I have to say that being in my 60’s feels like another coming of age experience. Oh, I know there’s lots of aches and pains. Things I can no longer do, but something within is changing on a deeper level. The term coming of age is often used as we go from the teen years into adulthood. But what do we really know at that age. It’s really only the beginning of experiencing life. What it has to teach us. Who we want to be. What we want to do. I remember when I turned 40 feeling like it was another coming of age experience. It was the beginning of truly getting to know, accept and like myself for who I was. I road into my 50’s with a little more confidence and understanding that it isn’t all about me, but about who I am in connection to something much bigger then myself, my religion and my calling. Now that I’ve been in my 60’s I feel lighter in many ways definitely freer. I sense this new coming of age is melding me together both body, mind and soul. This longing I have to simple “be” …it’s my soul calling to me.

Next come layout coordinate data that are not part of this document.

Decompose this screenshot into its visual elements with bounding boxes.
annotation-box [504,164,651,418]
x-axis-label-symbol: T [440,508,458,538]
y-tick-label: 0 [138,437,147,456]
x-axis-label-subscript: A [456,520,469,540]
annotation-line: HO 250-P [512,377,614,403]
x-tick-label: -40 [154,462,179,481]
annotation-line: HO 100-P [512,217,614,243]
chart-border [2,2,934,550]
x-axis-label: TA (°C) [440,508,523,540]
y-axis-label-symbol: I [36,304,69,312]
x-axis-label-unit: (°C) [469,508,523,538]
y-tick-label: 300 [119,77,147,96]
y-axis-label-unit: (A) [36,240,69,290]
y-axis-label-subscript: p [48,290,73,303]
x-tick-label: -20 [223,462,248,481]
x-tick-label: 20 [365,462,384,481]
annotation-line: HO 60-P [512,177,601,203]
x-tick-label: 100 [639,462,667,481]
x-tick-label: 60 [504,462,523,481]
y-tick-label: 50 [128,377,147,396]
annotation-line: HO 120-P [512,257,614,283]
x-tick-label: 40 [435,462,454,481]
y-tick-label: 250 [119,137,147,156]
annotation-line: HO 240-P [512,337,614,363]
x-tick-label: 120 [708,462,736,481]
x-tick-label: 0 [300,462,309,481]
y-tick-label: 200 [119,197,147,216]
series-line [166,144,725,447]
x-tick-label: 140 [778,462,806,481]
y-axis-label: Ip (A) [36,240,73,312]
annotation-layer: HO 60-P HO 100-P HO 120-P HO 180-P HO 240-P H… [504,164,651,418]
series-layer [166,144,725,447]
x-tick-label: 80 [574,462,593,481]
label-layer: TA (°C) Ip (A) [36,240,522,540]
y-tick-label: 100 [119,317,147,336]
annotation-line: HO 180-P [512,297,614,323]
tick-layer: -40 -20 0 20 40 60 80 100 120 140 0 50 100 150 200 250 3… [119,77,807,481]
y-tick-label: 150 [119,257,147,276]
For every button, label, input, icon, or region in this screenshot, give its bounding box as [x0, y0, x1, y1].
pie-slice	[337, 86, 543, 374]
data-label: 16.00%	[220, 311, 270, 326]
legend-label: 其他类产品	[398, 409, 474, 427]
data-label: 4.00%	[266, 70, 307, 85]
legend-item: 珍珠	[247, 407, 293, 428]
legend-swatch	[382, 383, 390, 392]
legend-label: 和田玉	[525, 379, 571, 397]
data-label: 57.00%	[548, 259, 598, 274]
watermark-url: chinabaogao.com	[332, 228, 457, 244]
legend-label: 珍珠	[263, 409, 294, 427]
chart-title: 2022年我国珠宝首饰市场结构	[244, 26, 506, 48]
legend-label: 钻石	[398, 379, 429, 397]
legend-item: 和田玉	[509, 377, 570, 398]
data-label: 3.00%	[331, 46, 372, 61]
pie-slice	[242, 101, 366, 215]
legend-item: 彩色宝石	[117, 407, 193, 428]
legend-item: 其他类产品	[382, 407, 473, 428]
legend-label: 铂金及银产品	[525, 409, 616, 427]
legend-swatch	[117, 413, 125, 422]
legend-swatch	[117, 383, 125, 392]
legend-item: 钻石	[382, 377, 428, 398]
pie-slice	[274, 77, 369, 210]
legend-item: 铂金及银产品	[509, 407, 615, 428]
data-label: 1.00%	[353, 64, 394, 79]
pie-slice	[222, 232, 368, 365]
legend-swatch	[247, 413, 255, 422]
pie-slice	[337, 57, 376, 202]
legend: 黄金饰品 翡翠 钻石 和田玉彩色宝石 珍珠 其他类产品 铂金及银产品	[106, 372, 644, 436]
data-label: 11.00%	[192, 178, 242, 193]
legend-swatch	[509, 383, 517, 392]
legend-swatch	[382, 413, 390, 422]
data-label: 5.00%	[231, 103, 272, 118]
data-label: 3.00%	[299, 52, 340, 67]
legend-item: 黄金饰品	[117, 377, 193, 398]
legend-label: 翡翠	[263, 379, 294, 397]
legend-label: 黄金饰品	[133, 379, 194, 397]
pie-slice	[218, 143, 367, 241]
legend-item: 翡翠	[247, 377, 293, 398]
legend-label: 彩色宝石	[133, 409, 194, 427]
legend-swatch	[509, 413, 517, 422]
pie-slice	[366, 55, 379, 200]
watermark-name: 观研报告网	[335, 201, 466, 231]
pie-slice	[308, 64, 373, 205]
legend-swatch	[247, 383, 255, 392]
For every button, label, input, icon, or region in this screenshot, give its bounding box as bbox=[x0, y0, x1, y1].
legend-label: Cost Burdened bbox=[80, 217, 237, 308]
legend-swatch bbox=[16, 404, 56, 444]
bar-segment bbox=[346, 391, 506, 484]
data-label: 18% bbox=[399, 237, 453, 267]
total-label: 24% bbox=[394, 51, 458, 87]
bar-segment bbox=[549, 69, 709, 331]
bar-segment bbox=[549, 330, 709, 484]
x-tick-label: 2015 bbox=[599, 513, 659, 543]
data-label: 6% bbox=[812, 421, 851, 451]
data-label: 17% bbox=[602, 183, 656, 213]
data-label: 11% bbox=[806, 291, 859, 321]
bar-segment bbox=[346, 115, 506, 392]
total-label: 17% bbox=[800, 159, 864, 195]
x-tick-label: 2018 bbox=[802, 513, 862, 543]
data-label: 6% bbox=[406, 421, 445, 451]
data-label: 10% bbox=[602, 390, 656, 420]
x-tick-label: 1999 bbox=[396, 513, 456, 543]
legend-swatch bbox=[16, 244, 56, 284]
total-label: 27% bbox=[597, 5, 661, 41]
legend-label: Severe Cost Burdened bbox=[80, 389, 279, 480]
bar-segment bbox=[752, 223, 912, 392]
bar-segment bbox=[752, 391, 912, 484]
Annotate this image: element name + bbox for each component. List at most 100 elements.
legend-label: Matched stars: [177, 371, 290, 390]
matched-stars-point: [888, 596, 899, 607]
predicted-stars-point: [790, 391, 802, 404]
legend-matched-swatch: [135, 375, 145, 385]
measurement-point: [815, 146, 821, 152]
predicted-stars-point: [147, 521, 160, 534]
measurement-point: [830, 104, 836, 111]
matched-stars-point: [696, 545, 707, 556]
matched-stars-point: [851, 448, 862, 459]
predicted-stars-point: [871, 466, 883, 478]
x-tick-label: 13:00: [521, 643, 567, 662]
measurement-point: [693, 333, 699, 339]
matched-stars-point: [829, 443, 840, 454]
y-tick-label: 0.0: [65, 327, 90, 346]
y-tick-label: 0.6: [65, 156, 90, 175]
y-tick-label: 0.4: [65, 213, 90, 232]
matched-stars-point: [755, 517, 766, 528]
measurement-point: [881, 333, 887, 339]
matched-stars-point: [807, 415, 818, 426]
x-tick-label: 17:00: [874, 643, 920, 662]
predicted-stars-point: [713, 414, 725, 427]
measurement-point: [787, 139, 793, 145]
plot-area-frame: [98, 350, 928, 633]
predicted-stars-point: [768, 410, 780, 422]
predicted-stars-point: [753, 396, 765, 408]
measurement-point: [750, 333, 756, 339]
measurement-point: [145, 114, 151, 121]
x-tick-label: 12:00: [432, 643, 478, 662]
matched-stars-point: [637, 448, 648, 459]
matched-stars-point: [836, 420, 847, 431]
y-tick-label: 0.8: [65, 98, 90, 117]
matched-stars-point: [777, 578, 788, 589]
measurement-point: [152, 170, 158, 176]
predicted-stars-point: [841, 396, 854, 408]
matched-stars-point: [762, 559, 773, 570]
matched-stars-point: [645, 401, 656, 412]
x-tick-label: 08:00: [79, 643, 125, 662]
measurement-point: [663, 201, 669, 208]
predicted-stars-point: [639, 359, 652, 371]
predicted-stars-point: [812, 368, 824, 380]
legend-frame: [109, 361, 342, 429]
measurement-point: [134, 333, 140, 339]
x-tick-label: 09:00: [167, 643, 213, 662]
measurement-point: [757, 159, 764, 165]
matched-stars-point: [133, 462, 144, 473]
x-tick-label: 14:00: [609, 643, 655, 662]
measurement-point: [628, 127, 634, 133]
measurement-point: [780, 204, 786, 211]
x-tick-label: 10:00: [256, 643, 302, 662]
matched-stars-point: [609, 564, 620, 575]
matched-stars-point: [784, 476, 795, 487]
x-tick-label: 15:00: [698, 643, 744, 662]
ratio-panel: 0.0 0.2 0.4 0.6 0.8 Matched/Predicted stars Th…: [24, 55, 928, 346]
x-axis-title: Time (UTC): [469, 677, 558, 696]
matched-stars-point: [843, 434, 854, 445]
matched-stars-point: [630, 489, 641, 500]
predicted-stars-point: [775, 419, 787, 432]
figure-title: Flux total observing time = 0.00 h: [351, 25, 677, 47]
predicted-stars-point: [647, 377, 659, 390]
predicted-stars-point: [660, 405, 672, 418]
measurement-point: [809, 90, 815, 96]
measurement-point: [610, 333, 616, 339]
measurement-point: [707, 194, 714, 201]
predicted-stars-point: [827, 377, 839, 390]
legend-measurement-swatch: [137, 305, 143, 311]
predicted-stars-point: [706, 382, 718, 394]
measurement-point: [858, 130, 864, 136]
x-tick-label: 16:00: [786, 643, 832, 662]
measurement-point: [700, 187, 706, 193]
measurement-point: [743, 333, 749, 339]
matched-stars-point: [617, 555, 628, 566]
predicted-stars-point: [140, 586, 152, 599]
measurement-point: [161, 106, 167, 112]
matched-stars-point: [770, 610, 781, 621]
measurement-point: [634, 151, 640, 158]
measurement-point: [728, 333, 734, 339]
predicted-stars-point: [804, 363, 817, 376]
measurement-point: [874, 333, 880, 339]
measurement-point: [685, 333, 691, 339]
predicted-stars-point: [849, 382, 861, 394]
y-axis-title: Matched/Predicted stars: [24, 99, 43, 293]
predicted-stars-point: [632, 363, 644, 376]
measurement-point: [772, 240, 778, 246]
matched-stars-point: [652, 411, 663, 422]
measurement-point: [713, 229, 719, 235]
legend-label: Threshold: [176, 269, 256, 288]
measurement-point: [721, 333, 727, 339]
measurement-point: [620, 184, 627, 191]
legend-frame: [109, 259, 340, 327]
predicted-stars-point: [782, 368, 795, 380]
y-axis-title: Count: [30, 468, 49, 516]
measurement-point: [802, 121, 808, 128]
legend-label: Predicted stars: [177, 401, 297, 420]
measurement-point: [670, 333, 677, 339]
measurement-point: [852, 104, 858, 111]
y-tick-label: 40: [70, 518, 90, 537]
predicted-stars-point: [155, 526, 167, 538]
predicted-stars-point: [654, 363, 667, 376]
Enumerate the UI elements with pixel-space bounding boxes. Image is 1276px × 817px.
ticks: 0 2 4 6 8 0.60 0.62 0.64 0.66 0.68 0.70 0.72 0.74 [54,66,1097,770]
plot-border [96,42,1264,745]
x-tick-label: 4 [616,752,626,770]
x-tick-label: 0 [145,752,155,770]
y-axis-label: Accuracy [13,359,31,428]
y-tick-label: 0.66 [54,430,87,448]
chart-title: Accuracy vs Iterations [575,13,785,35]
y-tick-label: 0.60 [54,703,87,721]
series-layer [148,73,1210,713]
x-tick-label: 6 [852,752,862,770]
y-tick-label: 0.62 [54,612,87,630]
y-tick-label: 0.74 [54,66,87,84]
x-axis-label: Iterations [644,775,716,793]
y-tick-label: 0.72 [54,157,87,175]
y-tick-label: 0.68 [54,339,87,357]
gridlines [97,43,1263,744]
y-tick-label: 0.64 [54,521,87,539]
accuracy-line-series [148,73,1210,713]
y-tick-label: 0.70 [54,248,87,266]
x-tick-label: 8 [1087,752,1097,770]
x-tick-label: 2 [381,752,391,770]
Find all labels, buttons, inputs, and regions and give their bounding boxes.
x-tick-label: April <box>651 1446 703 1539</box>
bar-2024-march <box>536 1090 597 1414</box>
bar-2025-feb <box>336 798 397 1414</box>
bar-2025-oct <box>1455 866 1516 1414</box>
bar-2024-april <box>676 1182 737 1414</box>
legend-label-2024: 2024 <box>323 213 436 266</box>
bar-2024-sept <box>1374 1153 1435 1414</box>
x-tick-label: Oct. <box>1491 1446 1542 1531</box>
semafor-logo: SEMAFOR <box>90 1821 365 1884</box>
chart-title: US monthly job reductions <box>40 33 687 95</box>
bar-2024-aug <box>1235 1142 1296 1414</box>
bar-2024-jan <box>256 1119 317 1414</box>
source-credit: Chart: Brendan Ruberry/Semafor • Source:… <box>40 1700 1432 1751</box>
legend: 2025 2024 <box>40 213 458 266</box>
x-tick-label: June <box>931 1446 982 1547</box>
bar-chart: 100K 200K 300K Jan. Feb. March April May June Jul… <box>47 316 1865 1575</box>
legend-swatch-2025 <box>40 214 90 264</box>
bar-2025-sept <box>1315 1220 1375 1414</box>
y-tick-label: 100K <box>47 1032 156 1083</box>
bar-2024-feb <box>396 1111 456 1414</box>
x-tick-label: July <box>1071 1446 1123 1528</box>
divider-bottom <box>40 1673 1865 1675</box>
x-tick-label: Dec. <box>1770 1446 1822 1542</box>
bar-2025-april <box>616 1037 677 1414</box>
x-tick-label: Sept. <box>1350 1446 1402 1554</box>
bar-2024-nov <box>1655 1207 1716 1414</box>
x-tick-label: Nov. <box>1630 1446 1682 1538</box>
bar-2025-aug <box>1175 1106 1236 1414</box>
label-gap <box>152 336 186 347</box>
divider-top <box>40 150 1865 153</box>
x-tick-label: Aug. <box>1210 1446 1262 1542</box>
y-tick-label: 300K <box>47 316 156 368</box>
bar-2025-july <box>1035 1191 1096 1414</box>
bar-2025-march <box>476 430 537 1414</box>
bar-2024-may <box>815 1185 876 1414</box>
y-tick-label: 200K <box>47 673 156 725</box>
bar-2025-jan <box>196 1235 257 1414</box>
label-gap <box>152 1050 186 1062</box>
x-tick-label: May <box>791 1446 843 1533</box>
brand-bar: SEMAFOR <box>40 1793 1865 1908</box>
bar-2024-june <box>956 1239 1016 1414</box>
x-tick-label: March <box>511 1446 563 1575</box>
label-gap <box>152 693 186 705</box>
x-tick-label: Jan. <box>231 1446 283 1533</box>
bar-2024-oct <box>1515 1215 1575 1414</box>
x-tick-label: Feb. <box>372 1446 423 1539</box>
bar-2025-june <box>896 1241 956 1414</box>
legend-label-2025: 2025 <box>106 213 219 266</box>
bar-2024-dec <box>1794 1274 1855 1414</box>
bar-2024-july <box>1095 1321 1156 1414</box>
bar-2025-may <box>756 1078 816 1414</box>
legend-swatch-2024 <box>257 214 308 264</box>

Dinner with my senior friends is always a wonderful and interesting evening. We are living in a time of advanced technology, beyond anything we could have imagined in our youth. The technology we use today are the kind science fiction movies were made of in our days. We’ve had to learn how to change our thinking in order to understand how to use our computers, iPhones, iPads and ebooks. It boggles our mind how they can possible work. Where does google get its information when we ask it a question? Is there an invisible mind lurking out in space? We know where it comes from, but that’s the way it seemed to us in the beginning.
Our children grew up learning enough to make it second nature to them, but it’s our grandchildren who come to save the day when we get stuck. But, our generation has had to change everything we ever thought about it, if we want to be in the loop of technical knowledge. Now when I sit around the table with my friends instead of pulling out our brag albums full of pictures, we bring our pictures up on our iPhones and pass them around. Being together also gives us the opportunity to learn from each other as we laugh about what we thought we knew and rediscover new and better ways to use them.
I think we deserve a lot of credit for our enthusiastic willingness to change with the times in spite of how confusing it can be for us, but what more could you expect from the baby boomer generation. All we have to say is, “bring it on!”.